10T FinFET based SRAM cell with improved stability for low power applications

Abstract

ABSTRACT Due to scaling, many limitation arise for CMOS-based design memory cells in the nanometre regime, i.e. it becomes necessary to find a substitute for this design. Low power and high speed integrated circuits (ICs) are the demand of the electronics industry in many applications such as Internet of things (IoT) and electronics gadgets, e.g. Mobile, Laptops etc. Now, modern design ICs uses carbon nanotube FET or FinFET to design memory cells because of their excellent features of having low leakage and delay and improved performance. In this paper, two 10 transistor (10 T) FinFET design SRAM cells are proposed along with their hold, read, and write static noise margins (HSNM, RSNM, and WSNM), dynamic and static power consumption. These cells consume low power and provide high stability for electronic gadgets. In the proposed cells, we used a separate read and write path and back gate control method (BG).

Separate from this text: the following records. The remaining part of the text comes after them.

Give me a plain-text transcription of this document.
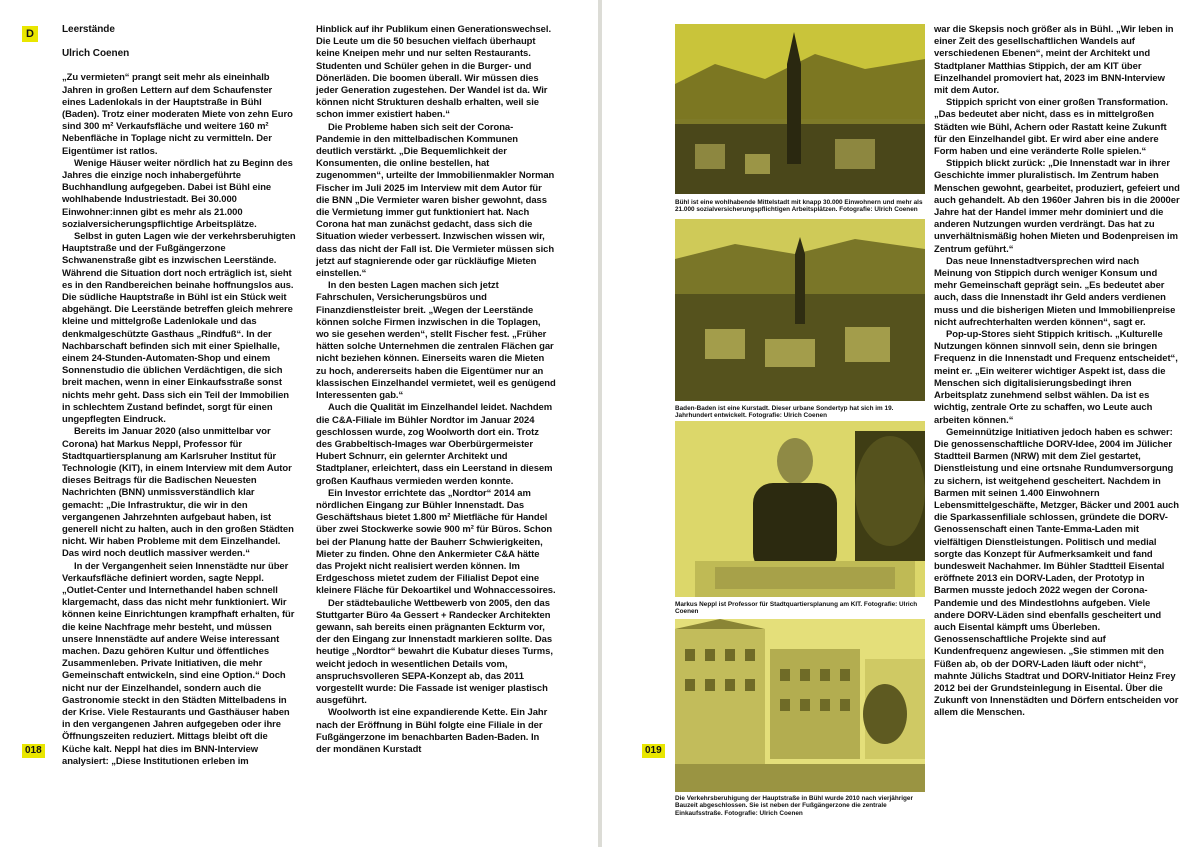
D
018
Leerstände
Ulrich Coenen

„Zu vermieten“ prangt seit mehr als eineinhalb Jahren in großen Lettern auf dem Schaufenster eines Ladenlokals in der Hauptstraße in Bühl (Baden). Trotz einer moderaten Miete von zehn Euro sind 300 m² Verkaufsfläche und weitere 160 m² Nebenfläche in Toplage nicht zu vermitteln. Der Eigentümer ist ratlos.

Wenige Häuser weiter nördlich hat zu Beginn des Jahres die einzige noch inhabergeführte Buchhandlung aufgegeben. Dabei ist Bühl eine wohlhabende Industriestadt. Bei 30.000 Einwohner:innen gibt es mehr als 21.000 sozialversicherungspflichtige Arbeitsplätze.

Selbst in guten Lagen wie der verkehrsberuhigten Hauptstraße und der Fußgängerzone Schwanenstraße gibt es inzwischen Leerstände. Während die Situation dort noch erträglich ist, sieht es in den Randbereichen beinahe hoffnungslos aus. Die südliche Hauptstraße in Bühl ist ein Stück weit abgehängt. Die Leerstände betreffen gleich mehrere kleine und mittelgroße Ladenlokale und das denkmalgeschützte Gasthaus „Rindfuß“. In der Nachbarschaft befinden sich mit einer Spielhalle, einem 24-Stunden-Automaten-Shop und einem Sonnenstudio die üblichen Verdächtigen, die sich breit machen, wenn in einer Einkaufsstraße sonst nichts mehr geht. Dass sich ein Teil der Immobilien in schlechtem Zustand befindet, sorgt für einen ungepflegten Eindruck.

Bereits im Januar 2020 (also unmittelbar vor Corona) hat Markus Neppl, Professor für Stadtquartiersplanung am Karlsruher Institut für Technologie (KIT), in einem Interview mit dem Autor dieses Beitrags für die Badischen Neuesten Nachrichten (BNN) unmissverständlich klar gemacht: „Die Infrastruktur, die wir in den vergangenen Jahrzehnten aufgebaut haben, ist generell nicht zu halten, auch in den großen Städten nicht. Wir haben Probleme mit dem Einzelhandel. Das wird noch deutlich massiver werden.“

In der Vergangenheit seien Innenstädte nur über Verkaufsfläche definiert worden, sagte Neppl. „Outlet-Center und Internethandel haben schnell klargemacht, dass das nicht mehr funktioniert. Wir können keine Einrichtungen krampfhaft erhalten, für die keine Nachfrage mehr besteht, und müssen unsere Innenstädte auf andere Weise interessant machen. Dazu gehören Kultur und öffentliches Zusammenleben. Private Initiativen, die mehr Gemeinschaft entwickeln, sind eine Option.“ Doch nicht nur der Einzelhandel, sondern auch die Gastronomie steckt in den Städten Mittelbadens in der Krise. Viele Restaurants und Gasthäuser haben in den vergangenen Jahren aufgegeben oder ihre Öffnungszeiten reduziert. Mittags bleibt oft die Küche kalt. Neppl hat dies im BNN-Interview analysiert: „Diese Institutionen erleben im

Hinblick auf ihr Publikum einen Generationswechsel. Die Leute um die 50 besuchen vielfach überhaupt keine Kneipen mehr und nur selten Restaurants. Studenten und Schüler gehen in die Burger- und Dönerläden. Die boomen überall. Wir müssen dies jeder Generation zugestehen. Der Wandel ist da. Wir können nicht Strukturen deshalb erhalten, weil sie schon immer existiert haben.“

Die Probleme haben sich seit der Corona-Pandemie in den mittelbadischen Kommunen deutlich verstärkt. „Die Bequemlichkeit der Konsumenten, die online bestellen, hat zugenommen“, urteilte der Immobilienmakler Norman Fischer im Juli 2025 im Interview mit dem Autor für die BNN „Die Vermieter waren bisher gewohnt, dass die Vermietung immer gut funktioniert hat. Nach Corona hat man zunächst gedacht, dass sich die Situation wieder verbessert. Inzwischen wissen wir, dass das nicht der Fall ist. Die Vermieter müssen sich jetzt auf stagnierende oder gar rückläufige Mieten einstellen.“

In den besten Lagen machen sich jetzt Fahrschulen, Versicherungsbüros und Finanzdienstleister breit. „Wegen der Leerstände können solche Firmen inzwischen in die Toplagen, wo sie gesehen werden“, stellt Fischer fest. „Früher hätten solche Unternehmen die zentralen Flächen gar nicht beziehen können. Einerseits waren die Mieten zu hoch, andererseits haben die Eigentümer nur an klassischen Einzelhandel vermietet, weil es genügend Interessenten gab.“

Auch die Qualität im Einzelhandel leidet. Nachdem die C&A-Filiale im Bühler Nordtor im Januar 2024 geschlossen wurde, zog Woolworth dort ein. Trotz des Grabbeltisch-Images war Oberbürgermeister Hubert Schnurr, ein gelernter Architekt und Stadtplaner, erleichtert, dass ein Leerstand in diesem großen Kaufhaus vermieden werden konnte.

Ein Investor errichtete das „Nordtor“ 2014 am nördlichen Eingang zur Bühler Innenstadt. Das Geschäftshaus bietet 1.800 m² Mietfläche für Handel über zwei Stockwerke sowie 900 m² für Büros. Schon bei der Planung hatte der Bauherr Schwierigkeiten, Mieter zu finden. Ohne den Ankermieter C&A hätte das Projekt nicht realisiert werden können. Im Erdgeschoss mietet zudem der Filialist Depot eine kleinere Fläche für Dekoartikel und Wohnaccessoires.

Der städtebauliche Wettbewerb von 2005, den das Stuttgarter Büro 4a Gessert + Randecker Architekten gewann, sah bereits einen prägnanten Eckturm vor, der den Eingang zur Innenstadt markieren sollte. Das heutige „Nordtor“ bewahrt die Kubatur dieses Turms, weicht jedoch in wesentlichen Details vom, anspruchsvolleren SEPA-Konzept ab, das 2011 vorgestellt wurde: Die Fassade ist weniger plastisch ausgeführt.

Woolworth ist eine expandierende Kette. Ein Jahr nach der Eröffnung in Bühl folgte eine Filiale in der Fußgängerzone im benachbarten Baden-Baden. In der mondänen Kurstadt	019
Bühl ist eine wohlhabende Mittelstadt mit knapp 30.000 Einwohnern und mehr als 21.000 sozialversicherungspflichtigen Arbeitsplätzen. Fotografie: Ulrich Coenen
Baden-Baden ist eine Kurstadt. Dieser urbane Sondertyp hat sich im 19. Jahrhundert entwickelt. Fotografie: Ulrich Coenen
Markus Neppl ist Professor für Stadtquartiersplanung am KIT. Fotografie: Ulrich Coenen
Die Verkehrsberuhigung der Hauptstraße in Bühl wurde 2010 nach vierjähriger Bauzeit abgeschlossen. Sie ist neben der Fußgängerzone die zentrale Einkaufsstraße. Fotografie: Ulrich Coenen

war die Skepsis noch größer als in Bühl. „Wir leben in einer Zeit des gesellschaftlichen Wandels auf verschiedenen Ebenen“, meint der Architekt und Stadtplaner Matthias Stippich, der am KIT über Einzelhandel promoviert hat, 2023 im BNN-Interview mit dem Autor.

Stippich spricht von einer großen Transformation. „Das bedeutet aber nicht, dass es in mittelgroßen Städten wie Bühl, Achern oder Rastatt keine Zukunft für den Einzelhandel gibt. Er wird aber eine andere Form haben und eine veränderte Rolle spielen.“

Stippich blickt zurück: „Die Innenstadt war in ihrer Geschichte immer pluralistisch. Im Zentrum haben Menschen gewohnt, gearbeitet, produziert, gefeiert und auch gehandelt. Ab den 1960er Jahren bis in die 2000er Jahre hat der Handel immer mehr dominiert und die anderen Nutzungen wurden verdrängt. Das hat zu unverhältnismäßig hohen Mieten und Bodenpreisen im Zentrum geführt.“

Das neue Innenstadtversprechen wird nach Meinung von Stippich durch weniger Konsum und mehr Gemeinschaft geprägt sein. „Es bedeutet aber auch, dass die Innenstadt ihr Geld anders verdienen muss und die bisherigen Mieten und Immobilienpreise nicht aufrechterhalten werden können“, sagt er.

Pop-up-Stores sieht Stippich kritisch. „Kulturelle Nutzungen können sinnvoll sein, denn sie bringen Frequenz in die Innenstadt und Frequenz entscheidet“, meint er. „Ein weiterer wichtiger Aspekt ist, dass die Menschen sich digitalisierungsbedingt ihren Arbeitsplatz zunehmend selbst wählen. Da ist es wichtig, zentrale Orte zu schaffen, wo Leute auch arbeiten können.“

Gemeinnützige Initiativen jedoch haben es schwer: Die genossenschaftliche DORV-Idee, 2004 im Jülicher Stadtteil Barmen (NRW) mit dem Ziel gestartet, Dienstleistung und eine ortsnahe Rundumversorgung zu sichern, ist weitgehend gescheitert. Nachdem in Barmen mit seinen 1.400 Einwohnern Lebensmittelgeschäfte, Metzger, Bäcker und 2001 auch die Sparkassenfiliale schlossen, gründete die DORV-Genossenschaft einen Tante-Emma-Laden mit vielfältigen Dienstleistungen. Politisch und medial sorgte das Konzept für Aufmerksamkeit und fand bundesweit Nachahmer. Im Bühler Stadtteil Eisental eröffnete 2013 ein DORV-Laden, der Prototyp in Barmen musste jedoch 2022 wegen der Corona-Pandemie und des Mindestlohns aufgeben. Viele andere DORV-Läden sind ebenfalls gescheitert und auch Eisental kämpft ums Überleben. Genossenschaftliche Projekte sind auf Kundenfrequenz angewiesen. „Sie stimmen mit den Füßen ab, ob der DORV-Laden läuft oder nicht“, mahnte Jülichs Stadtrat und DORV-Initiator Heinz Frey 2012 bei der Grundsteinlegung in Eisental. Über die Zukunft von Innenstädten und Dörfern entscheiden vor allem die Menschen.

A comparative analysis of the proposed cells is done with the existing 10 T CMOS and FinFET based cells. All cells are simulated by using the tool HSPICE at 32 nm technology for a supply of 0.5 V. Cells 1 and 2 dissipate 69% and 85% less static power, 54% and 68% less read power and 17% and 56% less write power, respectively, compared to the 10 T FinFET cell. Results signify that the proposed independent gate (IG) FinFET based cells have the highest value of margins and the least value power consumption.